If you want it to be remembered, it has to stick out. Put it in a red dress.

Ok, so I’m dating myself a bit here, but I remember the Matrix movies from when they first came out. The one big takeaway that I pulled from those movies is the red dress scene. Remember the scene where Neo is learning about the matrix and gets entranced by the woman in the red dress in a midst of black suited corporate types? Yup, it always struck me that the girl in the red dress was blatant and meant to stand out. I always thought how cheesy that was, but the more I thought about it the more I realized I still remember the woman in the red dress. That keeps sparking a thought in my head in relation to gaming.

If you want something remembered, make it stand out from the scenery around it in some way.

That’s right, make it bold, make it stand out, make it divergent from the background if you want it to be noticed.
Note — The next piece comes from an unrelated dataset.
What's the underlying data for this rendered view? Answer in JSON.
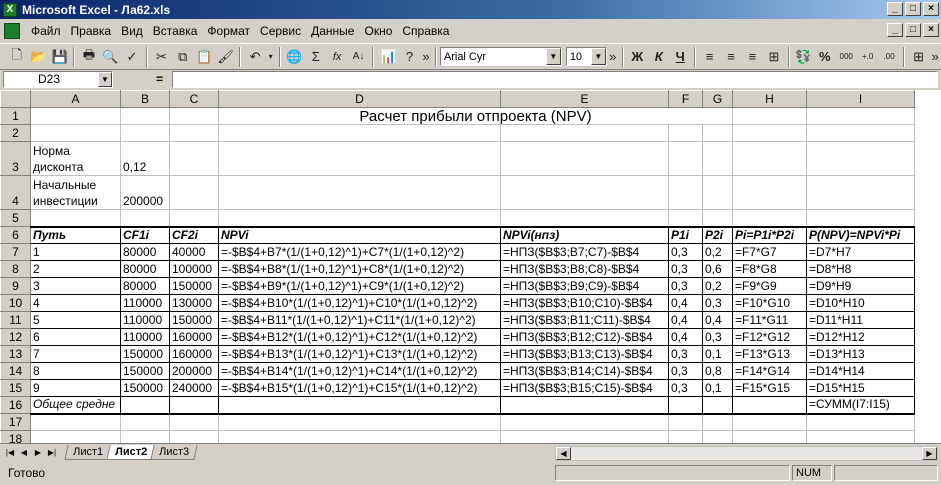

Even if it feels like it is breaking the game reality or is over the top. If you don’t want it to be forgotten, make it BOLD in a way nothing else is!

The paradigm exists in all sorts of media. In video games, any item you can interact with is almost always brighter than the background or has a small glow around it. In old animation, moving characters were given the appearance of vibrance by raising the plates of the cels a few millimeters above the plates for the backgrounds. In most writing, only the important details are focused on after the initial description of the setting.

Too often as Game Masters, we want things to flow organically and every element to be part of a diverse backdrop. But how many times have you watched players struggling to pick out that one vital clue to solve the puzzle or social situation? When you want an element in your game to stick out, doll it up and make it front stage.

There are3 major things we have to think about when thinking about the actual scene playing out at the table:

  1. Despite props, maps, scenery, description, and all the other things we do to make the game occur at the shared space of the table, the final movie theater is in each individual player’s mind. They each control how bright or bland things are for their experience.
  2. There are rarely medium grounds inside the mental theater of players’ minds. Things being imagined are almost always either very scant and fuzzy with only the important things being in focus, or everything is vivid and bright and you have very little control over how they imagine things once you’ve described them.
  3. Players don’t see it from the character’s perspective. Looking at a situation from the outside, let a long being described the major elements of it by someone else, is a far distance from actually being there and experiencing it. The things you describe (such as the innocuous person slipping a knife back into their belt) are going to be ignored or picked up on with gusto, but they are never going to be the same as if the person were there.

And that means…

that any important element has to be distinct from the landscape in some way, i.e. the red dress in a sea of black suits. Not every element needs a red dress, but if you want it to be big and remembered, then it needs to shine like the woman in the red dress.

So what do you do to dress up your NPCs, plot pieces, important clues, and other game stuff? What are your red dresses when you GM?